Furthermore, as xPU compute and HBM memory expand, per‑GPU Scale‑Up bandwidth grows (e.g., NVIDIA’s NVLink bandwidth has tripled across generations, reaching 1.8 TB/s bidirectional in the latest Blackwell GPUs). High bandwidth increases the proportion of GPU resources consumed by network transmission (approximately 15% in DeepEP), prompting the need for more efficient network semantics and in‑network computing to reduce compute overhead.
Alibaba Cloud UPN512 Architecture Overview
To address these challenges, Alibaba Cloud proposes the Ultra Performance Network (UPN) Scale‑Up system, extending the design principles of the High Performance Network (HPN) Scale‑Out architecture.

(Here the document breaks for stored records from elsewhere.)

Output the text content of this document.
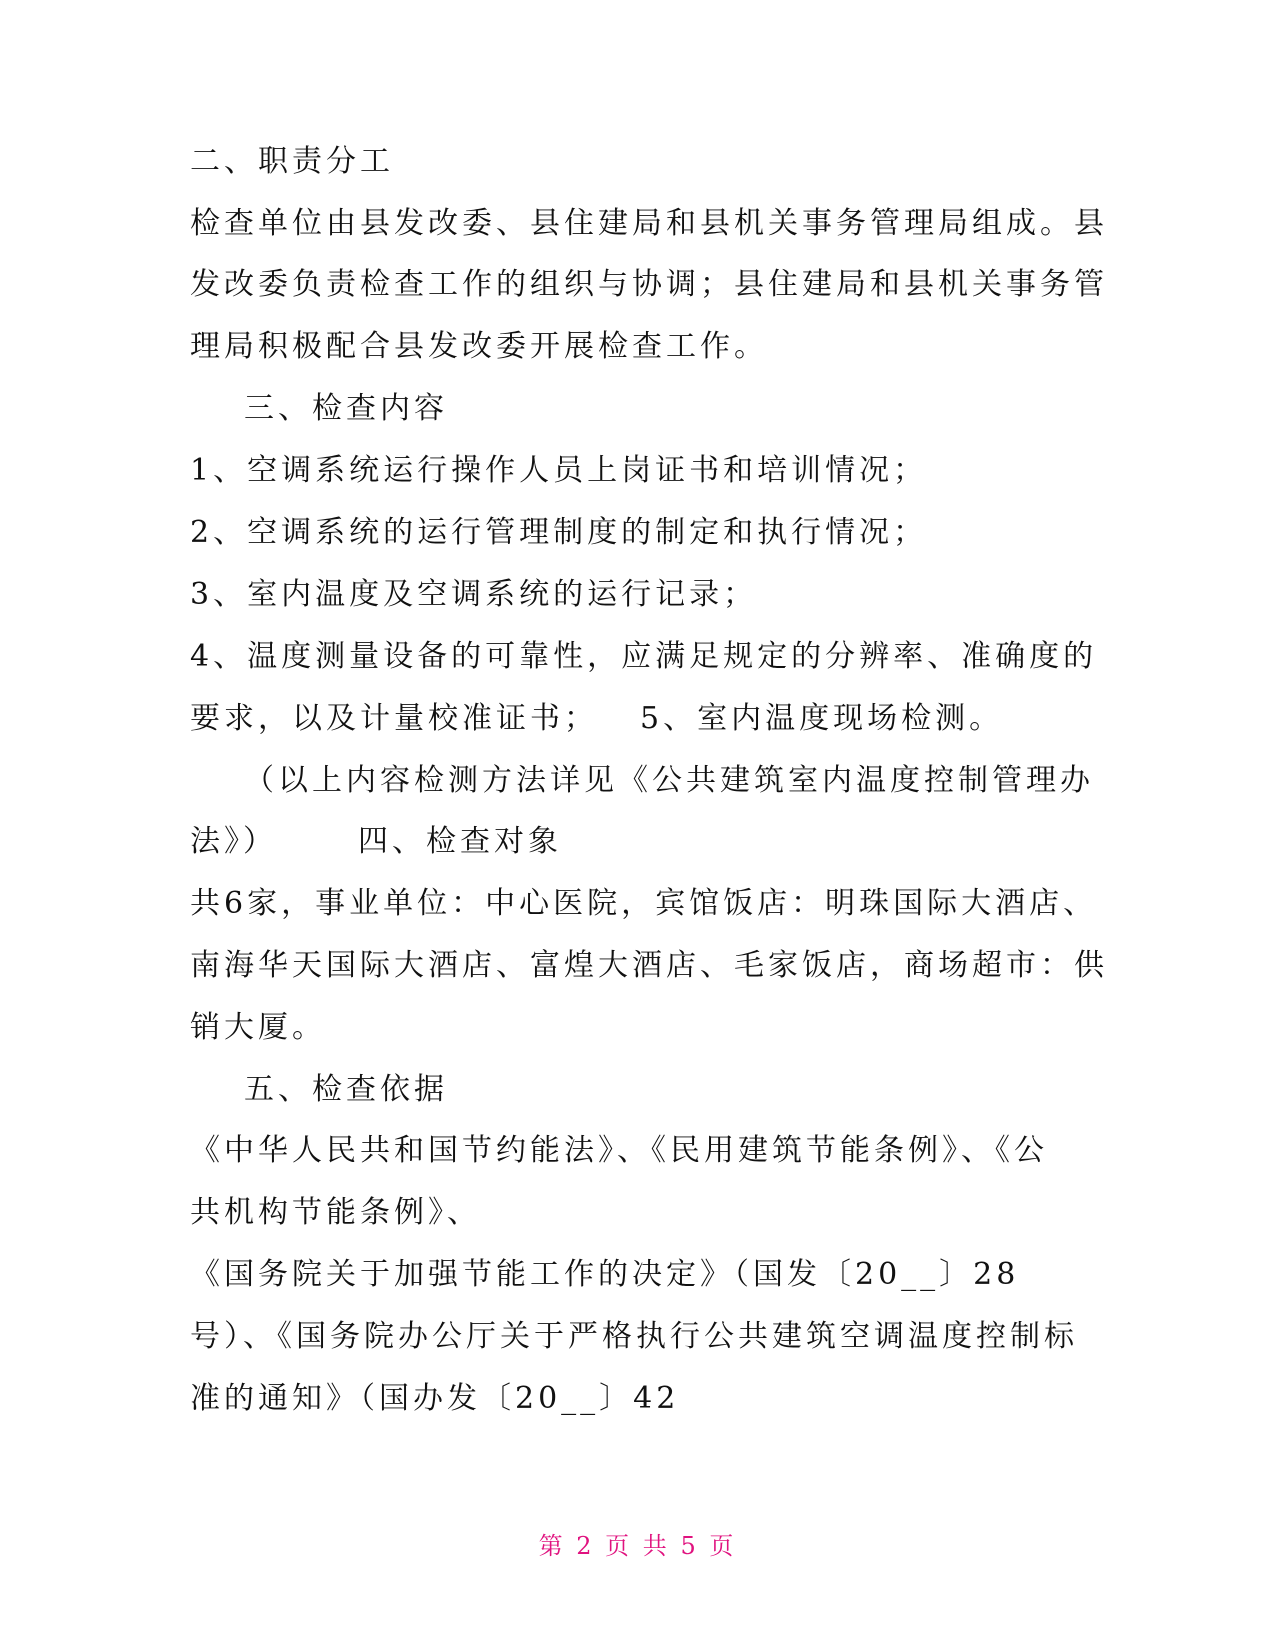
二、职责分工

检查单位由县发改委、县住建局和县机关事务管理局组成。县

发改委负责检查工作的组织与协调；县住建局和县机关事务管

理局积极配合县发改委开展检查工作。

三、检查内容

1、空调系统运行操作人员上岗证书和培训情况；

2、空调系统的运行管理制度的制定和执行情况；

3、室内温度及空调系统的运行记录；

4、温度测量设备的可靠性，应满足规定的分辨率、准确度的

要求，以及计量校准证书； 5、室内温度现场检测。

（以上内容检测方法详见《公共建筑室内温度控制管理办

法》）	四、检查对象

共6家，事业单位：中心医院，宾馆饭店：明珠国际大酒店、

南海华天国际大酒店、富煌大酒店、毛家饭店，商场超市：供

销大厦。

五、检查依据

《中华人民共和国节约能法》、《民用建筑节能条例》、《公

共机构节能条例》、

《国务院关于加强节能工作的决定》（国发〔20__〕28

号）、《国务院办公厅关于严格执行公共建筑空调温度控制标

准的通知》（国办发〔20__〕42

第 2 页 共 5 页
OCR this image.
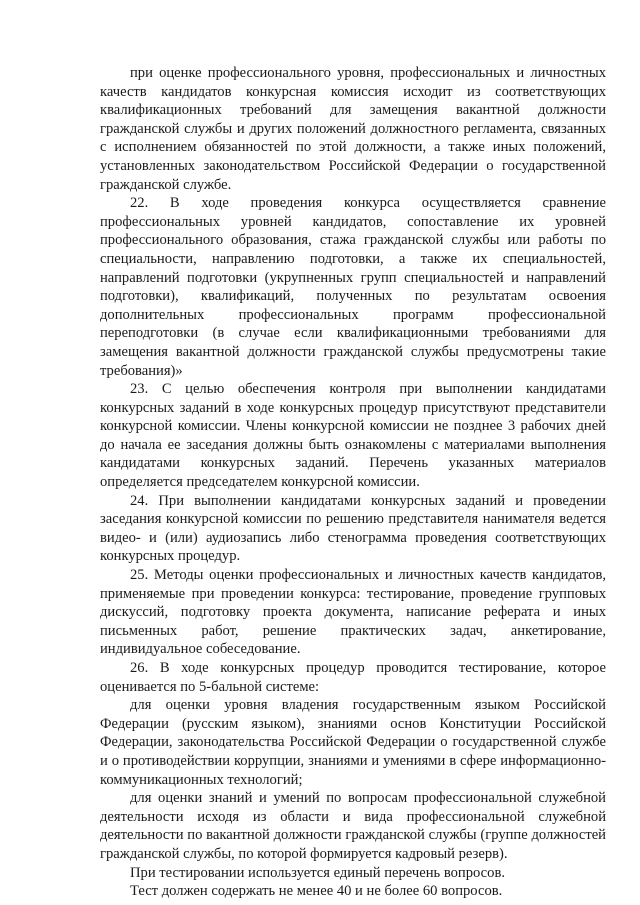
при оценке профессионального уровня, профессиональных и личностных качеств кандидатов конкурсная комиссия исходит из соответствующих квалификационных требований для замещения вакантной должности гражданской службы и других положений должностного регламента, связанных с исполнением обязанностей по этой должности, а также иных положений, установленных законодательством Российской Федерации о государственной гражданской службе.

22. В ходе проведения конкурса осуществляется сравнение профессиональных уровней кандидатов, сопоставление их уровней профессионального образования, стажа гражданской службы или работы по специальности, направлению подготовки, а также их специальностей, направлений подготовки (укрупненных групп специальностей и направлений подготовки), квалификаций, полученных по результатам освоения дополнительных профессиональных программ профессиональной переподготовки (в случае если квалификационными требованиями для замещения вакантной должности гражданской службы предусмотрены такие требования)»

23. С целью обеспечения контроля при выполнении кандидатами конкурсных заданий в ходе конкурсных процедур присутствуют представители конкурсной комиссии. Члены конкурсной комиссии не позднее 3 рабочих дней до начала ее заседания должны быть ознакомлены с материалами выполнения кандидатами конкурсных заданий. Перечень указанных материалов определяется председателем конкурсной комиссии.

24. При выполнении кандидатами конкурсных заданий и проведении заседания конкурсной комиссии по решению представителя нанимателя ведется видео- и (или) аудиозапись либо стенограмма проведения соответствующих конкурсных процедур.

25. Методы оценки профессиональных и личностных качеств кандидатов, применяемые при проведении конкурса: тестирование, проведение групповых дискуссий, подготовку проекта документа, написание реферата и иных письменных работ, решение практических задач, анкетирование, индивидуальное собеседование.

26. В ходе конкурсных процедур проводится тестирование, которое оценивается по 5-бальной системе:

для оценки уровня владения государственным языком Российской Федерации (русским языком), знаниями основ Конституции Российской Федерации, законодательства Российской Федерации о государственной службе и о противодействии коррупции, знаниями и умениями в сфере информационно-коммуникационных технологий;

для оценки знаний и умений по вопросам профессиональной служебной деятельности исходя из области и вида профессиональной служебной деятельности по вакантной должности гражданской службы (группе должностей гражданской службы, по которой формируется кадровый резерв).

При тестировании используется единый перечень вопросов.

Тест должен содержать не менее 40 и не более 60 вопросов.
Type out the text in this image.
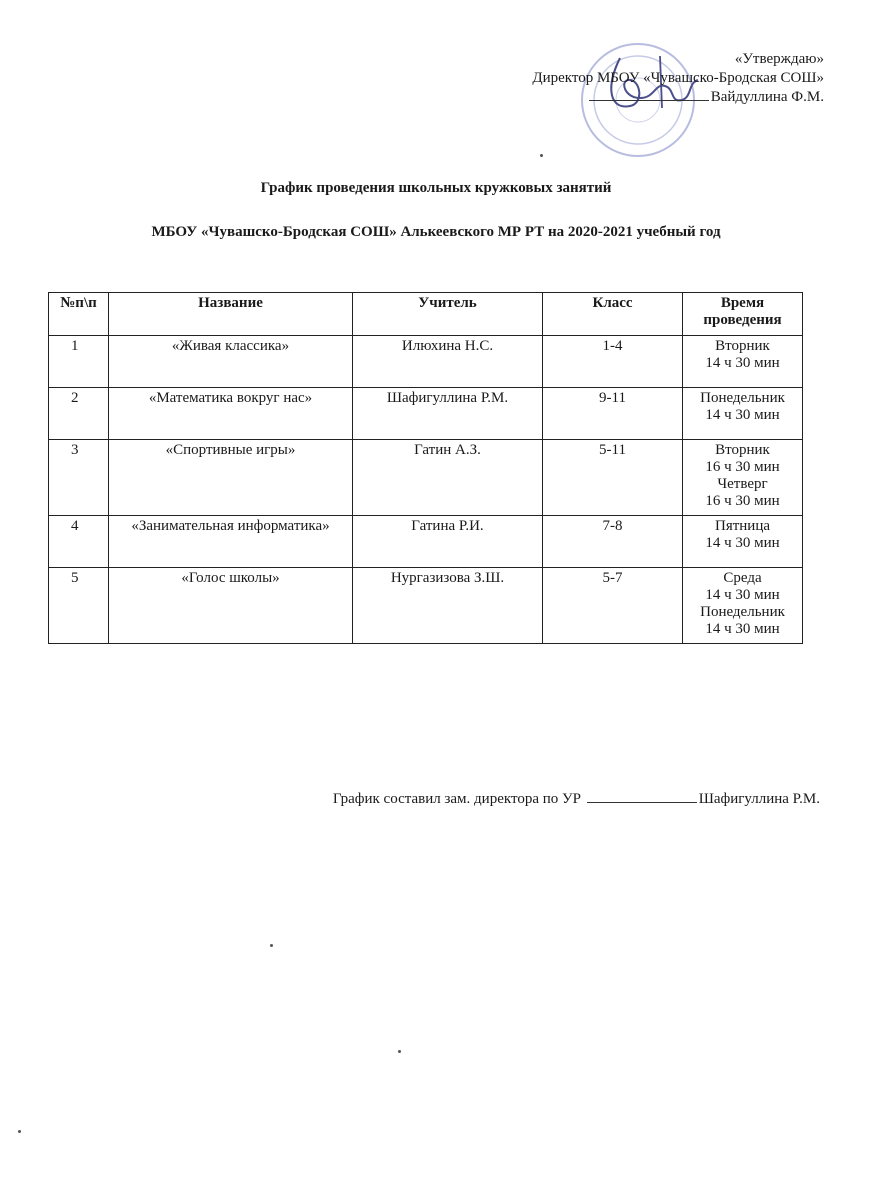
«Утверждаю»
Директор МБОУ «Чувашско-Бродская СОШ»
Вайдуллина Ф.М.
График проведения школьных кружковых занятий
МБОУ «Чувашско-Бродская СОШ» Алькеевского МР РТ на 2020-2021 учебный год
№п\п	Название	Учитель	Класс	Время
проведения
1	«Живая классика»	Илюхина Н.С.	1-4	Вторник
14 ч 30 мин
2	«Математика вокруг нас»	Шафигуллина Р.М.	9-11	Понедельник
14 ч 30 мин
3	«Спортивные игры»	Гатин А.З.	5-11	Вторник
16 ч 30 мин
Четверг
16 ч 30 мин
4	«Занимательная информатика»	Гатина Р.И.	7-8	Пятница
14 ч 30 мин
5	«Голос школы»	Нургазизова З.Ш.	5-7	Среда
14 ч 30 мин
Понедельник
14 ч 30 мин
График составил зам. директора по УР	Шафигуллина Р.М.
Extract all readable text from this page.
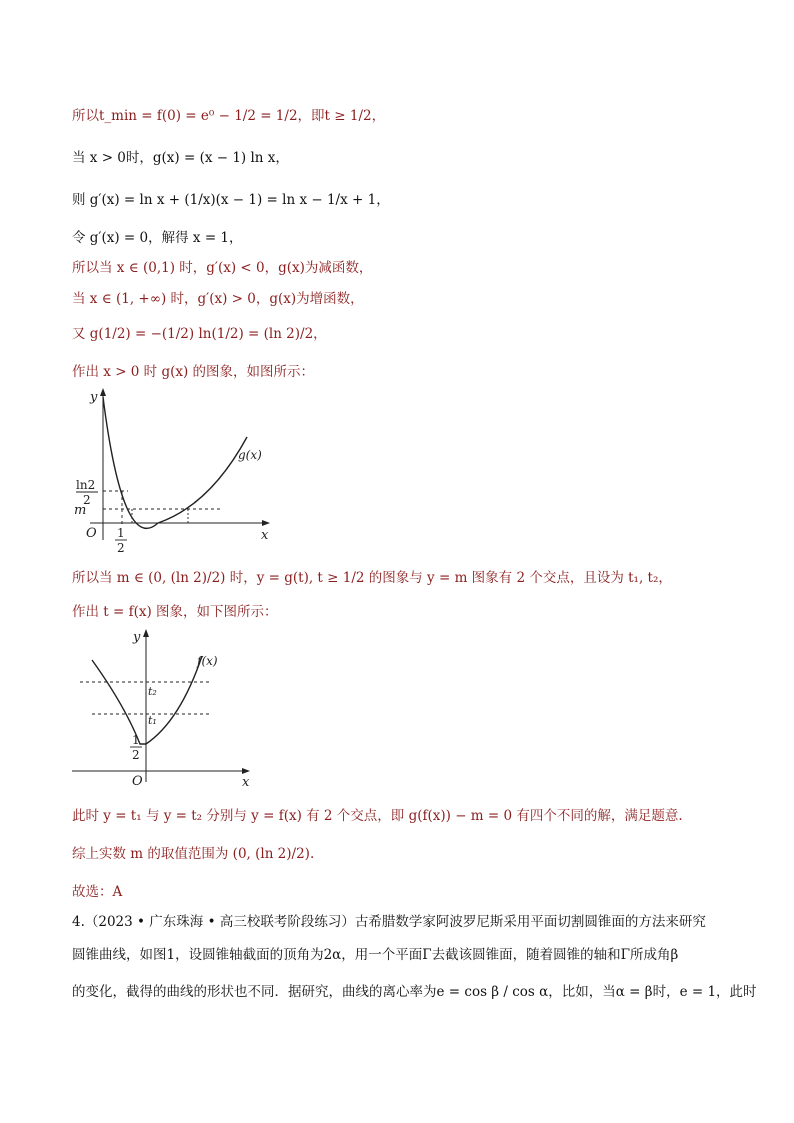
所以t_min = f(0) = e⁰ − 1/2 = 1/2，即t ≥ 1/2，
当 x > 0时，g(x) = (x − 1) ln x，
则 g′(x) = ln x + (1/x)(x − 1) = ln x − 1/x + 1，
令 g′(x) = 0，解得 x = 1，
所以当 x ∈ (0,1) 时，g′(x) < 0，g(x)为减函数，
当 x ∈ (1, +∞) 时，g′(x) > 0，g(x)为增函数，
又 g(1/2) = −(1/2) ln(1/2) = (ln 2)/2，
作出 x > 0 时 g(x) 的图象，如图所示：
y
x
O
g(x)
ln2
2
m
1
2
所以当 m ∈ (0, (ln 2)/2) 时，y = g(t), t ≥ 1/2 的图象与 y = m 图象有 2 个交点，且设为 t₁, t₂，
作出 t = f(x) 图象，如下图所示：
y
x
O
f(x)
t₂
t₁
1
2
此时 y = t₁ 与 y = t₂ 分别与 y = f(x) 有 2 个交点，即 g(f(x)) − m = 0 有四个不同的解，满足题意.
综上实数 m 的取值范围为 (0, (ln 2)/2).
故选：A
4.（2023 • 广东珠海 • 高三校联考阶段练习）古希腊数学家阿波罗尼斯采用平面切割圆锥面的方法来研究
圆锥曲线，如图1，设圆锥轴截面的顶角为2α，用一个平面Γ去截该圆锥面，随着圆锥的轴和Γ所成角β
的变化，截得的曲线的形状也不同．据研究，曲线的离心率为e = cos β / cos α，比如，当α = β时，e = 1，此时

UPN aims for “large‑scale, high‑performance, high‑reliability, low‑cost, and extensible” xPU Scale‑Up networks, decoupling reliance on dense, small‑form‑factor cabinets.
Key Design Pillars of UPN Architecture
Based on High‑Radix Ethernet: Leveraging mature Ethernet ecosystems, a single‑layer design supports up to 512 xPU (future support for 1K+), offering large scale and extensibility.
Adopting LPO/NPO Optical Interconnect: Optical links enable scale‑up while decoupling from high‑density cabinet dependencies, reducing system complexity and operational challenges. Expected benefits include >30% cost reduction and >3× reliability improvement.
Single‑Layer Switch Protocol Design: Simplified protocol design facilitates the definition of network communication semantics and in‑network computing, focusing on high‑performance communication while minimizing compute resource consumption.